Last year, my husband got a 6x6 bull elk and brought it home to Denver for harvesting. We butchered and processed the meat ourselves in our kitchen. It was a wonderful experience to be able to see where our meat came from and to package it into the freezer. That lone elk feed our family its red meat for an entire year...and that includes meat given away as presents. After eating the organic, all natural, grain feed, no added hormones elk, I was determined that God would provide our family another elk for food.
In April of this year, I took my hunter safety class and got interested in hunting. I did not grow up hunting or fishing, but knew friends and family that did. Growing up, the thought of moose (I grew up in Alaska) hanging in the garage with skin and blood was gross. I did not know that is not how it is done. So, I became interested in hunting and fishing and providing super healthy food for my family. This summer we did some mountain lake trout fishing and was very impressed at the fish. My husband and I started planning how the hunting season would work. He hunts on the weekends with the guys and we decided that during the weekdays, he'd take me out.

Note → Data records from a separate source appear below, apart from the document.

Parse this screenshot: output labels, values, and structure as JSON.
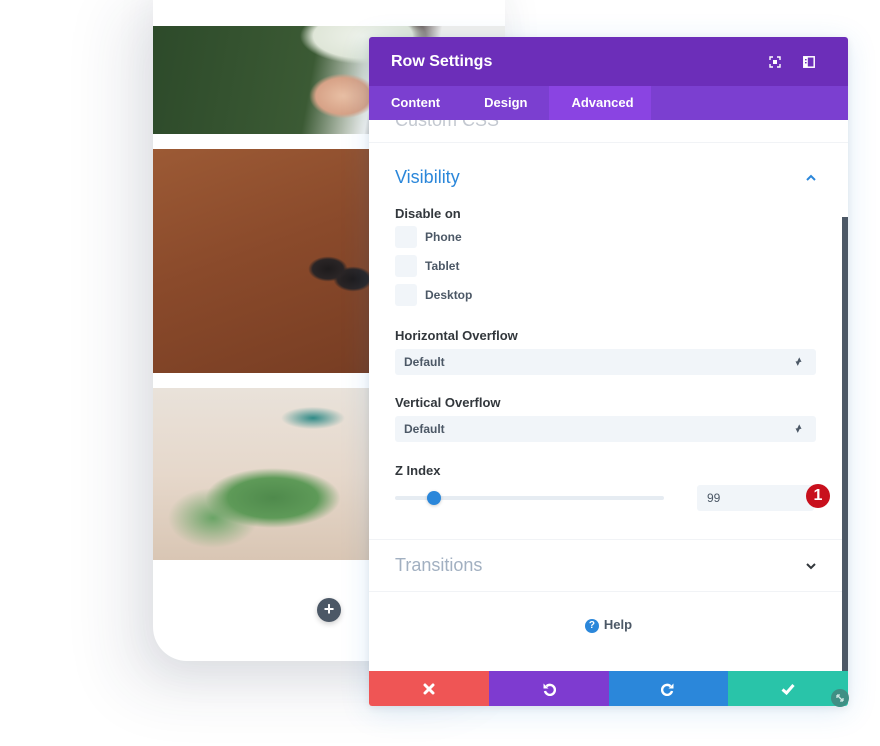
{
  "modal": {
    "title": "Row Settings",
    "header_icons": [
      "fullscreen-icon",
      "sidebar-dock-icon"
    ],
    "tabs": [
      {
        "label": "Content",
        "active": false
      },
      {
        "label": "Design",
        "active": false
      },
      {
        "label": "Advanced",
        "active": true
      }
    ],
    "cut_section_title": "Custom CSS",
    "visibility": {
      "title": "Visibility",
      "expanded": true,
      "disable_on_label": "Disable on",
      "options": [
        {
          "label": "Phone",
          "checked": false
        },
        {
          "label": "Tablet",
          "checked": false
        },
        {
          "label": "Desktop",
          "checked": false
        }
      ],
      "horizontal_overflow": {
        "label": "Horizontal Overflow",
        "value": "Default"
      },
      "vertical_overflow": {
        "label": "Vertical Overflow",
        "value": "Default"
      },
      "z_index": {
        "label": "Z Index",
        "value": "99",
        "slider_fraction": 0.12
      },
      "annotation_badge": "1"
    },
    "transitions": {
      "title": "Transitions",
      "expanded": false
    },
    "help": {
      "label": "Help",
      "icon": "?"
    },
    "footer": {
      "cancel_icon": "close-icon",
      "undo_icon": "undo-icon",
      "redo_icon": "redo-icon",
      "save_icon": "check-icon"
    },
    "colors": {
      "header": "#6c2eb9",
      "tabs": "#7b3fd0",
      "accent": "#2b87da",
      "cancel": "#ef5555",
      "undo": "#7e3bd0",
      "redo": "#2b87da",
      "save": "#29c4a9",
      "badge": "#c8101d"
    }
  },
  "preview": {
    "add_button_icon": "+"
  }
}
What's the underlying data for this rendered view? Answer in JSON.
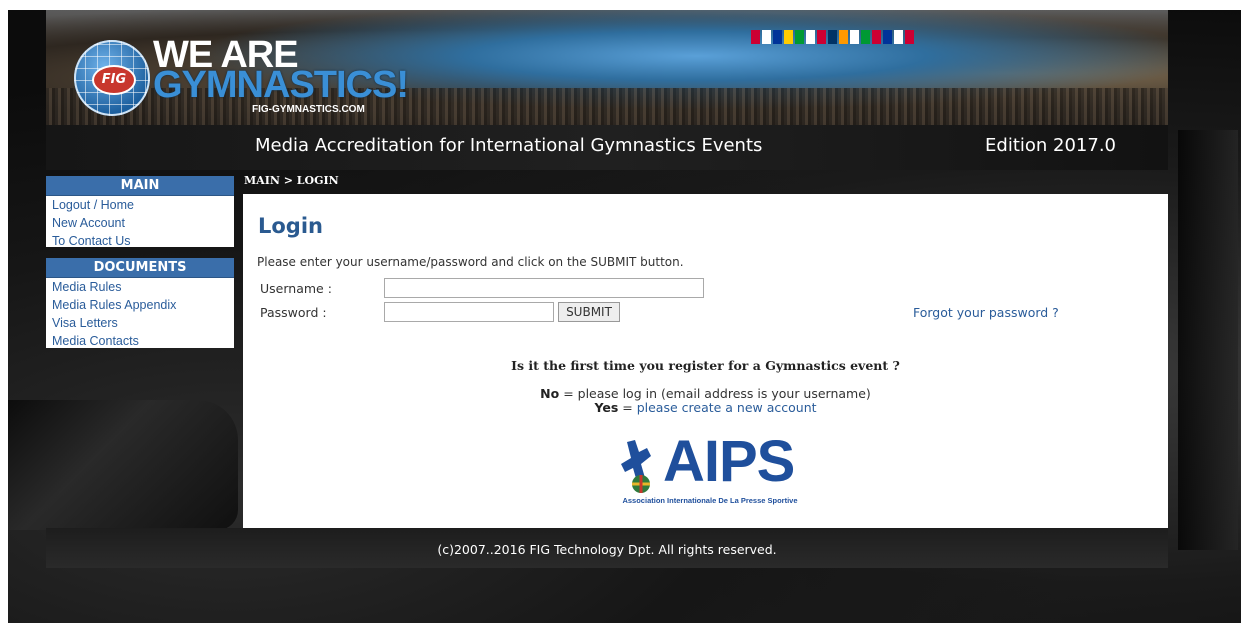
{
  "header": {
    "brand_line1": "WE ARE",
    "brand_line2": "GYMNASTICS!",
    "brand_url": "FIG-GYMNASTICS.COM",
    "logo_badge": "FIG",
    "title": "Media Accreditation for International Gymnastics Events",
    "edition": "Edition 2017.0"
  },
  "breadcrumb": "MAIN > LOGIN",
  "sidebar": {
    "main": {
      "header": "MAIN",
      "items": [
        {
          "label": "Logout / Home"
        },
        {
          "label": "New Account"
        },
        {
          "label": "To Contact Us"
        }
      ]
    },
    "documents": {
      "header": "DOCUMENTS",
      "items": [
        {
          "label": "Media Rules"
        },
        {
          "label": "Media Rules Appendix"
        },
        {
          "label": "Visa Letters"
        },
        {
          "label": "Media Contacts"
        }
      ]
    }
  },
  "login": {
    "title": "Login",
    "instructions": "Please enter your username/password and click on the SUBMIT button.",
    "username_label": "Username :",
    "password_label": "Password :",
    "username_value": "",
    "password_value": "",
    "submit_label": "SUBMIT",
    "forgot_link": "Forgot your password ?"
  },
  "first_time": {
    "question": "Is it the first time you register for a Gymnastics event ?",
    "no_label": "No",
    "no_text": " = please log in (email address is your username)",
    "yes_label": "Yes",
    "yes_eq": " = ",
    "yes_link": "please create a new account"
  },
  "aips_logo": {
    "word": "AIPS",
    "subtitle": "Association Internationale De La Presse Sportive"
  },
  "footer": {
    "copyright": "(c)2007..2016 FIG Technology Dpt. All rights reserved."
  },
  "colors": {
    "nav_header": "#3a6eaa",
    "link": "#2a5c9a",
    "login_title": "#2a5a90",
    "aips_blue": "#1f4f9c"
  }
}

| Waiting for the sunrise. |
The whole hunting experience was amazing. Waking up at 4:30a, eating breakfast, getting dressed in camo and blaze orange, driving out to the hunting area- the 40 minutes of 4x4 trail to get to the trail head, walking out to our tree before dawn and huddling together watching the sunrise and listening to all the animals wake up. That was the most magical part of the whole experience...listening to the forest wake up. The birds and the squirrels chirping at each other, the crows finally flying around and the distant calls of elk.
| My first 4x4 elk |
We let it sit for about 20 minutes before walking over to him. He was beautiful. Not a very old elk, but definitely big enough for me. Now the fun starts. My hubby graciously gutted the elk for me. Once that was finished I was more than ready to help skinning and quartering him. 8 hours later, we had quartered, skinned and packed all the meat back to the truck- which was luckily only about 0.75 mile away.

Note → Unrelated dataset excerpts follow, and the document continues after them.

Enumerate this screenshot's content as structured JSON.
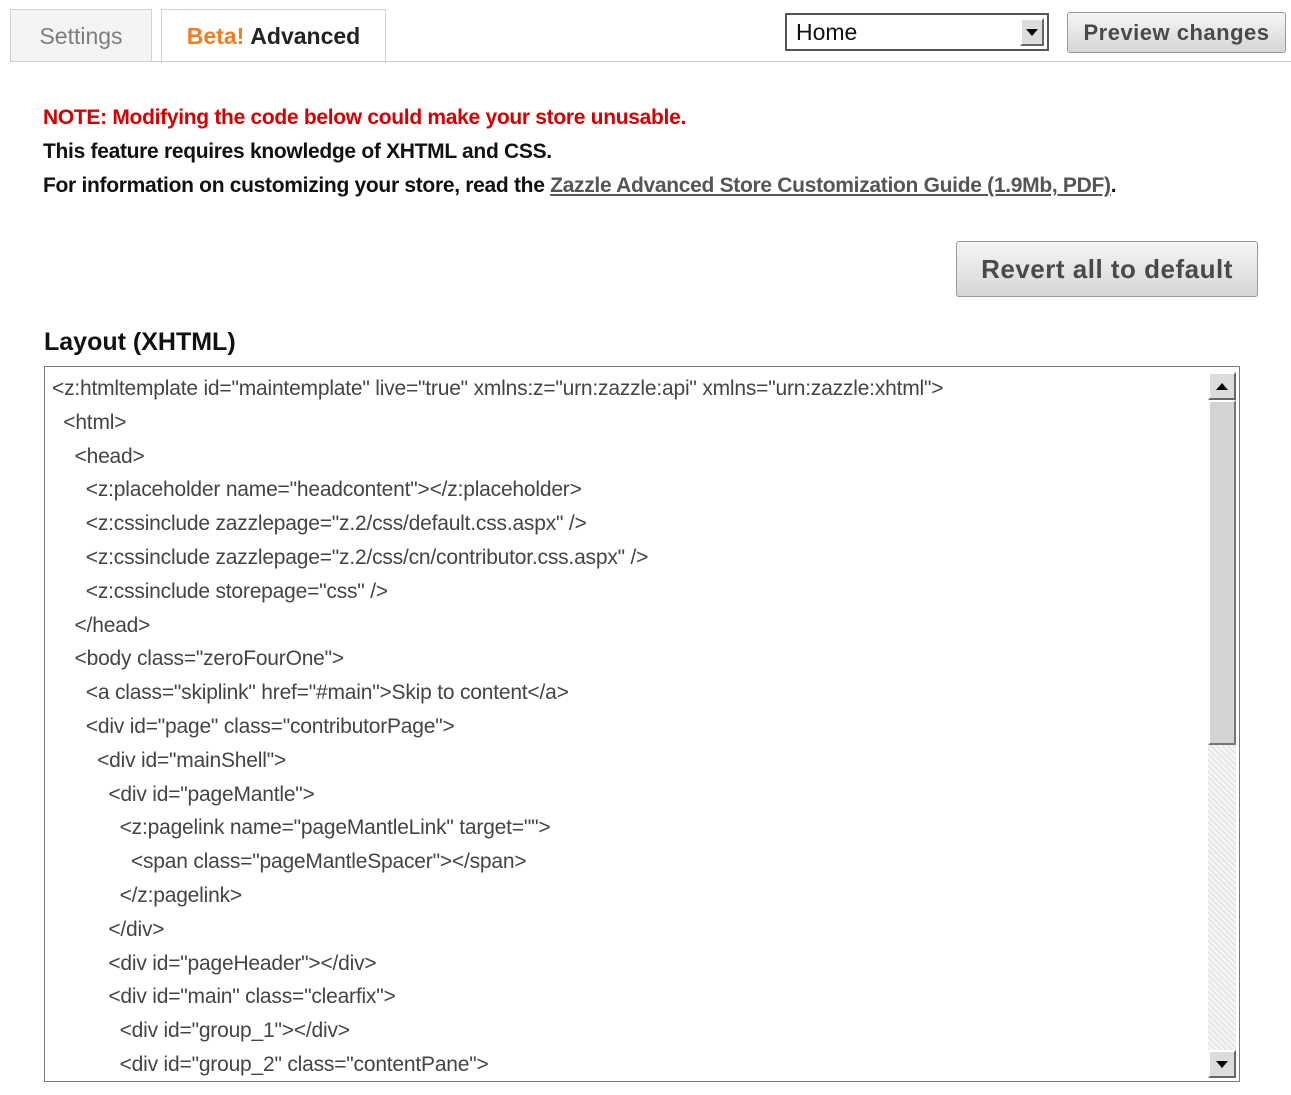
{
  "tabs": [
    {
      "label": "Settings",
      "active": false
    },
    {
      "beta": "Beta!",
      "label": "Advanced",
      "active": true
    }
  ],
  "page_select": {
    "value": "Home"
  },
  "preview_button": {
    "label": "Preview changes"
  },
  "notes": {
    "warning": "NOTE: Modifying the code below could make your store unusable.",
    "requirement": "This feature requires knowledge of XHTML and CSS.",
    "info_prefix": "For information on customizing your store, read the ",
    "guide_link": "Zazzle Advanced Store Customization Guide (1.9Mb, PDF)",
    "info_suffix": "."
  },
  "revert_button": {
    "label": "Revert all to default"
  },
  "layout": {
    "heading": "Layout (XHTML)",
    "code_lines": [
      "<z:htmltemplate id=\"maintemplate\" live=\"true\" xmlns:z=\"urn:zazzle:api\" xmlns=\"urn:zazzle:xhtml\">",
      "  <html>",
      "    <head>",
      "      <z:placeholder name=\"headcontent\"></z:placeholder>",
      "      <z:cssinclude zazzlepage=\"z.2/css/default.css.aspx\" />",
      "      <z:cssinclude zazzlepage=\"z.2/css/cn/contributor.css.aspx\" />",
      "      <z:cssinclude storepage=\"css\" />",
      "    </head>",
      "    <body class=\"zeroFourOne\">",
      "      <a class=\"skiplink\" href=\"#main\">Skip to content</a>",
      "      <div id=\"page\" class=\"contributorPage\">",
      "        <div id=\"mainShell\">",
      "          <div id=\"pageMantle\">",
      "            <z:pagelink name=\"pageMantleLink\" target=\"\">",
      "              <span class=\"pageMantleSpacer\"></span>",
      "            </z:pagelink>",
      "          </div>",
      "          <div id=\"pageHeader\"></div>",
      "          <div id=\"main\" class=\"clearfix\">",
      "            <div id=\"group_1\"></div>",
      "            <div id=\"group_2\" class=\"contentPane\">"
    ]
  }
}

| The wonderful Hubby packing out the meat. |
| The truck all packed. Ready to go hom |
At home, we let the elk hang in the cool garage for 5 days before butchering it in the kitchen. My parents were visiting from Alaska and were here to experience the whole process. The extra help was greatly appreciated as we processed over 140lbs of meat. We did not make bratwurst or summer sausage yet- so that will be another fun weekend.